Death/Dylar- Jack’s insane preoccupation with death was fascinating to me, since it’s not something I really spend a lot of time worrying about (yet, I guess). If he was someone in real life I’d tell him to shut up, but the way his character is written so fully let me suspend my annoyance. The fact that he and Babette become so obsessed with Dylar is so... sad, I guess, especially for her. Clearly she’s depressed and needs real help, not just someone trying to scam her in a hotel room. Her need feels genuine, while his a bit egocentric.

Black Cloud/White Noise- another contrast! Basically this idea that anything that takes over your senses there’s foreign can have negative effects, whether it’s something toxic in the air or invisible coming from consuming media. The idea of what you can and cannot control is important too, and how it effects people in different ways. Who is seemingly immune, who is susceptible, etc... (it feels like I’m talking about the pandemic, haha).


Julz: Speaking of the pandemic, I had to site this Heinrich quote: "If you came awake tomorrow in the Middle Ages and there was an epidemic raging, what could you do to stop it, knowing what you know about the progress of medicine and disease?" That hit a little too close to home. However, I doubt Richard III would have understood Social Distancing. Although Henry VIII was more enlightened and new to avoid populace places when plague broke out.

Obviously the white noise is a commentary on consumerism, since there's so much mentioned about product labels, television ads, and radio programs. Do you think it would have been a totally different novel if it had been written today (35 years later) what with all our prescription commercials and being constantly bombarded with ads on our smart devices?

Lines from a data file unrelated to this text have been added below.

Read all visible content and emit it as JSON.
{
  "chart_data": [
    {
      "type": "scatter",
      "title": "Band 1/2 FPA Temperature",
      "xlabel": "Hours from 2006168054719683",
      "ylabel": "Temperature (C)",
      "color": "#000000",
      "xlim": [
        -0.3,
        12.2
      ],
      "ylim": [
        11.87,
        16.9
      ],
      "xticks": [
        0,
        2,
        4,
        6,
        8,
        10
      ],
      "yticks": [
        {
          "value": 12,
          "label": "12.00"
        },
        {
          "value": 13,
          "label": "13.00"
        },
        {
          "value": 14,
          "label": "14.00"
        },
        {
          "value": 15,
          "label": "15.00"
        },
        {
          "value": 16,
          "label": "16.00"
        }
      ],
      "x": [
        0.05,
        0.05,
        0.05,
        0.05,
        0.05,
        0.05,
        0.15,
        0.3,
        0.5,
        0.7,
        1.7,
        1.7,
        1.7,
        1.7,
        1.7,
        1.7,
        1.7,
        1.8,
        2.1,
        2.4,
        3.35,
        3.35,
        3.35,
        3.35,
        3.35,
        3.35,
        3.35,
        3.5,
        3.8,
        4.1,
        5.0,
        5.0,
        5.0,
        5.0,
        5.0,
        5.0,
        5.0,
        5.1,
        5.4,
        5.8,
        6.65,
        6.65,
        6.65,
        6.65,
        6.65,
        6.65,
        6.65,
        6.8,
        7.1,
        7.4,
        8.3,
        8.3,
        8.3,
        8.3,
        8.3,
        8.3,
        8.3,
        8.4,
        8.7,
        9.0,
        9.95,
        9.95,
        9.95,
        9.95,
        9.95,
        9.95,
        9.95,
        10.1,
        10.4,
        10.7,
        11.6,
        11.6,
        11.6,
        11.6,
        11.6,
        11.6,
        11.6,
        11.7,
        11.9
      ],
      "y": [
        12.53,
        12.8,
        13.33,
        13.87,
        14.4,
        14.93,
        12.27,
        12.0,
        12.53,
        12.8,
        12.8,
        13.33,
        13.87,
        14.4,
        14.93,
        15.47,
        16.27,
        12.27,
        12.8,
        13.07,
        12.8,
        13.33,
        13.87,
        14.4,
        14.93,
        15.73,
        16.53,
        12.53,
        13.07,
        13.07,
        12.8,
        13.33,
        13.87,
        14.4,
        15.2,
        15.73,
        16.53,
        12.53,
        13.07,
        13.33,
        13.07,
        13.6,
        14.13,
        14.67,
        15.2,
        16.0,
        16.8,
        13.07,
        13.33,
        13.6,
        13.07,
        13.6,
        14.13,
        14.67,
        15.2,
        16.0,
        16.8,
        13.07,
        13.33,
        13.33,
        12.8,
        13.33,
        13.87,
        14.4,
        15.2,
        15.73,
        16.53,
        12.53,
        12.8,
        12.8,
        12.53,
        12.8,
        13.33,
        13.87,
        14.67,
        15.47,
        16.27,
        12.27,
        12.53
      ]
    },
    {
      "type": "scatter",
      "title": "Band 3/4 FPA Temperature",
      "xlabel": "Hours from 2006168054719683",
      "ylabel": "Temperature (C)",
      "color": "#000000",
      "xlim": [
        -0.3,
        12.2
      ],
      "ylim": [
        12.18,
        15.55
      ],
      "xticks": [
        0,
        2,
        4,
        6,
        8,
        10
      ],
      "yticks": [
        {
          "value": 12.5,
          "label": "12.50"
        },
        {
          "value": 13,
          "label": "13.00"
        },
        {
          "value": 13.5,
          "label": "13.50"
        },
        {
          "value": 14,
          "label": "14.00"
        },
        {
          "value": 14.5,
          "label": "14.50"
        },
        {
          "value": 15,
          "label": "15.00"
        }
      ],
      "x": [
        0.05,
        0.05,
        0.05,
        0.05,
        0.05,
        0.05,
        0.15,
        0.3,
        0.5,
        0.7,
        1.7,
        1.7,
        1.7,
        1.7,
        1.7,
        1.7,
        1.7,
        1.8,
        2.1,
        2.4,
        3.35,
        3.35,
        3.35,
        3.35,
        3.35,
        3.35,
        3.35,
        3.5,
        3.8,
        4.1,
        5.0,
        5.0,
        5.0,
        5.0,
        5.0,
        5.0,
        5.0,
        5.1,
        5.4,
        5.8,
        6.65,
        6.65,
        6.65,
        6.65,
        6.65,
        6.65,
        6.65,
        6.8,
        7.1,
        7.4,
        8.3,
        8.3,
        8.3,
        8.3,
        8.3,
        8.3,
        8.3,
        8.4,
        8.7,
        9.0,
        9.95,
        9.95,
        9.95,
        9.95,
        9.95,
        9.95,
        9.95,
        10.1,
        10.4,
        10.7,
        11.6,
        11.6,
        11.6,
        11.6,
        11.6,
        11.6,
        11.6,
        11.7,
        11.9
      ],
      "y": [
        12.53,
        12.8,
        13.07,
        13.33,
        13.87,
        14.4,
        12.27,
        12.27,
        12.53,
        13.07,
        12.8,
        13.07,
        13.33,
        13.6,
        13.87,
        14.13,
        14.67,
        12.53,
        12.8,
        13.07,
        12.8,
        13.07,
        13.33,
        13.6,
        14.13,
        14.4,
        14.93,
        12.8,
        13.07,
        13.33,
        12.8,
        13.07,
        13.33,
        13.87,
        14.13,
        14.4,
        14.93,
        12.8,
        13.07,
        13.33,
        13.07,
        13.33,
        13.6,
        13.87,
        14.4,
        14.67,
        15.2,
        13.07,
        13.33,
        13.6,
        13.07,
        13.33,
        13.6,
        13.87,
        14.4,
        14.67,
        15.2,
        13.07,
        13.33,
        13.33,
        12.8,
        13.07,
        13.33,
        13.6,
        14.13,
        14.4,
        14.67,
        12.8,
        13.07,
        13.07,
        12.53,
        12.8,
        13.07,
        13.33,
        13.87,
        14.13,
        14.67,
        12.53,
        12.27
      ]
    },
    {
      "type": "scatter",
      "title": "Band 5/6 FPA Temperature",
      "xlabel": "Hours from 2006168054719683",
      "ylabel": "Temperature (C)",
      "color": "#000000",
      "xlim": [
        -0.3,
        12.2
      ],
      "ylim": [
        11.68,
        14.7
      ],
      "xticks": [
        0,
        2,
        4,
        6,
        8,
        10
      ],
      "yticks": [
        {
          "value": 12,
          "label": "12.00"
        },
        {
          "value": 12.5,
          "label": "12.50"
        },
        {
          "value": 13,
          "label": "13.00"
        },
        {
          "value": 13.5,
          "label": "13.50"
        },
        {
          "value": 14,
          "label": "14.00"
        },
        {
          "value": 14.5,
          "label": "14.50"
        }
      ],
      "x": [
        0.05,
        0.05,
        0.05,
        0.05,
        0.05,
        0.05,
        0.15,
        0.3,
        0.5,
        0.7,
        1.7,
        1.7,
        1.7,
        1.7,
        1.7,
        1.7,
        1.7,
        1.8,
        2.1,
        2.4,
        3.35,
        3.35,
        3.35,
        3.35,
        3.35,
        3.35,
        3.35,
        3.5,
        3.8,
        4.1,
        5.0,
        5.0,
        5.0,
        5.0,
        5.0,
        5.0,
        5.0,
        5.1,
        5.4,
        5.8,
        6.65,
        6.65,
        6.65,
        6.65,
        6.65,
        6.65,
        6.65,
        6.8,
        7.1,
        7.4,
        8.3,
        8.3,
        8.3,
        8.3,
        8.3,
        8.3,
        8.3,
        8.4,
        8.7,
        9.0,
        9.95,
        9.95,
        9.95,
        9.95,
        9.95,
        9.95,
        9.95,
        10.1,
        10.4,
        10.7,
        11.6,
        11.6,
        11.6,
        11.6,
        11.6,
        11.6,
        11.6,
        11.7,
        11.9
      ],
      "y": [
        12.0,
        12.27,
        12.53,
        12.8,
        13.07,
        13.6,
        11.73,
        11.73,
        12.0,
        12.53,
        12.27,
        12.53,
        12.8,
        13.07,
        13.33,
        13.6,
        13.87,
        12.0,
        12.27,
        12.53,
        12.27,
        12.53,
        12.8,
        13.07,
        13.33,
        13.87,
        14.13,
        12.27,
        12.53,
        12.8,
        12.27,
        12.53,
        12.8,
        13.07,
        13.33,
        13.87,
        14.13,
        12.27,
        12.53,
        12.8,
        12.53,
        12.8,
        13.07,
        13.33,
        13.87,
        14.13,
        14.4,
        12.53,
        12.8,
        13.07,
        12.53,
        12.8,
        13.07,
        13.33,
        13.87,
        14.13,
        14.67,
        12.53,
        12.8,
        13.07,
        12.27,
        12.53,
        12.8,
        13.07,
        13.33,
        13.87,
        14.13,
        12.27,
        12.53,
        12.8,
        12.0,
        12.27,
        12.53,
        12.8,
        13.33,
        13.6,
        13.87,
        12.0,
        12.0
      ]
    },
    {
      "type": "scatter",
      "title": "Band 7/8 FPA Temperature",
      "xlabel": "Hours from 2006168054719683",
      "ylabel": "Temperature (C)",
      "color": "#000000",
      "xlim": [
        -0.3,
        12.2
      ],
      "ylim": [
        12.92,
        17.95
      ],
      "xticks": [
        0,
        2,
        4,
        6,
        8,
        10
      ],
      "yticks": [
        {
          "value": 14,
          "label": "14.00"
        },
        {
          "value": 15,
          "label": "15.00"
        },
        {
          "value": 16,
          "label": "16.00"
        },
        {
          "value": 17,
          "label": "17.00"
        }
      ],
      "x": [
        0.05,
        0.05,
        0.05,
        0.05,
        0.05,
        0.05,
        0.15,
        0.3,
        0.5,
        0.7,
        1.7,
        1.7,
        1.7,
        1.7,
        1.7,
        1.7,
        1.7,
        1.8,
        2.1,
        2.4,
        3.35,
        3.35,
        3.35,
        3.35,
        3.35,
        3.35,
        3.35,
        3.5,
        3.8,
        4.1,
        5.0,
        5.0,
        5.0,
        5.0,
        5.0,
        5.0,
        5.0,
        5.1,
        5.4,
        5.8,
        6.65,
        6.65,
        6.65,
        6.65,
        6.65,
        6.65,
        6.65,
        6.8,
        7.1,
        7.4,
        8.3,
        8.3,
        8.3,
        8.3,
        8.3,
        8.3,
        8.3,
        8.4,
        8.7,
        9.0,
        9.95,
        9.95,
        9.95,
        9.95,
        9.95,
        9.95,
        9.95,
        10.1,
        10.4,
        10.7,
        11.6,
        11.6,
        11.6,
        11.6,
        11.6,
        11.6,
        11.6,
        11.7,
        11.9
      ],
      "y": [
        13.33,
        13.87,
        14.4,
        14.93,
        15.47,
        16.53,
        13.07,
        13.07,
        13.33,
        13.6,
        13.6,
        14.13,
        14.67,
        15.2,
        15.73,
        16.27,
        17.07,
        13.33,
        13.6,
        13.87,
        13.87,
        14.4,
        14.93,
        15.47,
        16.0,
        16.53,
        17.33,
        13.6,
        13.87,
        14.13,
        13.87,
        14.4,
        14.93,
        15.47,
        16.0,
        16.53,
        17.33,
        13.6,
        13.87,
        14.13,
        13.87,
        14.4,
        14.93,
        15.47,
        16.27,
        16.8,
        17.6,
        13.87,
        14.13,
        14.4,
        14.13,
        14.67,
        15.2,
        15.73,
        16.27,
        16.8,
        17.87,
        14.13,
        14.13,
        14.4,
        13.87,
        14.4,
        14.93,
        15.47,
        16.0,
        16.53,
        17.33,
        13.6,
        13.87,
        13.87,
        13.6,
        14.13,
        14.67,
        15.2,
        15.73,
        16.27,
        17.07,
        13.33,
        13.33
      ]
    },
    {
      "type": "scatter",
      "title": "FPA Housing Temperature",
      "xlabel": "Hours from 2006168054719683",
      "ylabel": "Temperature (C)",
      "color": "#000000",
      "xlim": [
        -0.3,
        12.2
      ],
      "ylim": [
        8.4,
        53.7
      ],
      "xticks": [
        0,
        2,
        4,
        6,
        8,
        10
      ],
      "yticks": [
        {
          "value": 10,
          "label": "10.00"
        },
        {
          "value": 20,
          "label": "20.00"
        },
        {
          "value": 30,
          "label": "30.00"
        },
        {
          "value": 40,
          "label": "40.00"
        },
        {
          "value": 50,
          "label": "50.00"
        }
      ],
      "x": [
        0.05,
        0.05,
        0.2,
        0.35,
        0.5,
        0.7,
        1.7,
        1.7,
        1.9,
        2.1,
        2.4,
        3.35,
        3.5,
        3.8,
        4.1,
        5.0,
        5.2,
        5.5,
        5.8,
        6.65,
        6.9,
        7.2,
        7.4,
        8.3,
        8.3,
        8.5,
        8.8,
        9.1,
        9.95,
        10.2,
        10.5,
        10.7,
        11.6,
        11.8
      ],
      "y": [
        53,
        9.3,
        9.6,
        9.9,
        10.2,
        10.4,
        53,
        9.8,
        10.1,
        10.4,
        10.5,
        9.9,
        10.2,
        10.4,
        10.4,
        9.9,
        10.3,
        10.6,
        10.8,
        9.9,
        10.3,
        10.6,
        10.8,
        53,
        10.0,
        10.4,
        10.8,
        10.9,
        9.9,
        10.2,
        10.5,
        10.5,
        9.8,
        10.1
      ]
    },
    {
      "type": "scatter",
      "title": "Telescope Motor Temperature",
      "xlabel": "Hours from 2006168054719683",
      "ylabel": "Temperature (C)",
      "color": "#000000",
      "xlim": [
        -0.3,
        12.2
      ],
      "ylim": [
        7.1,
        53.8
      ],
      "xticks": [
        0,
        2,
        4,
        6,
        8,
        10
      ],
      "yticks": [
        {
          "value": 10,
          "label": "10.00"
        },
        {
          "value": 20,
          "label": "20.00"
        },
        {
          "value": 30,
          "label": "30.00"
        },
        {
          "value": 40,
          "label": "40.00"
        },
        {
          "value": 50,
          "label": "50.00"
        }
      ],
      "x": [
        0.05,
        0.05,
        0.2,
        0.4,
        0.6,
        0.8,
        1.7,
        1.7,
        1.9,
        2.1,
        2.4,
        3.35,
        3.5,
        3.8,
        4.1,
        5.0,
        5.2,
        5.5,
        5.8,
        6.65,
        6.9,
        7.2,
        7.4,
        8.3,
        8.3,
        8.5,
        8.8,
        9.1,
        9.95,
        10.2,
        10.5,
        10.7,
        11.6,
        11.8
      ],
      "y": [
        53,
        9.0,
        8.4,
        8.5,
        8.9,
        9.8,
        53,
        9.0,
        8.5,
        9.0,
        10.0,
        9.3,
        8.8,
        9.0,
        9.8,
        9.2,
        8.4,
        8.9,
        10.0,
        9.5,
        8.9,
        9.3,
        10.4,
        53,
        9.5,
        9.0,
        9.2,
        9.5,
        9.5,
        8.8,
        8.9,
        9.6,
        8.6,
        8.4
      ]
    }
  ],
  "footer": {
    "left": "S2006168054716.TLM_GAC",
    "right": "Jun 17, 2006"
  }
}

Christine: I totally think this would be different now; I kept wanting to scream at them to just Google Dylar, but then I remembered they couldn’t! We’re so immersed in the noise... there’s no escape.
The few issues I had:
The dialogue- while I did like it, occasionally I Would lose track of who was saying what, which is annoying. I read a Chuck Palahniuk memoir/writing guide recently and he takes about how much he hates that style.
The end- I am fine with the way it ended in the sense that he was so self-congratulatory about not killing the guy and then helping him to the hospital. He wasn’t a killer (except I actually thought he might kill himself after he talked to Murray). I even found the scene at the German clinic kind of hilarious. More than anything it bugged me that he drove the car back, covered in blood! It was his neighbor’s! Rude.

Julz: It’s so interesting how two people can have such vastly different perceptions of the same book!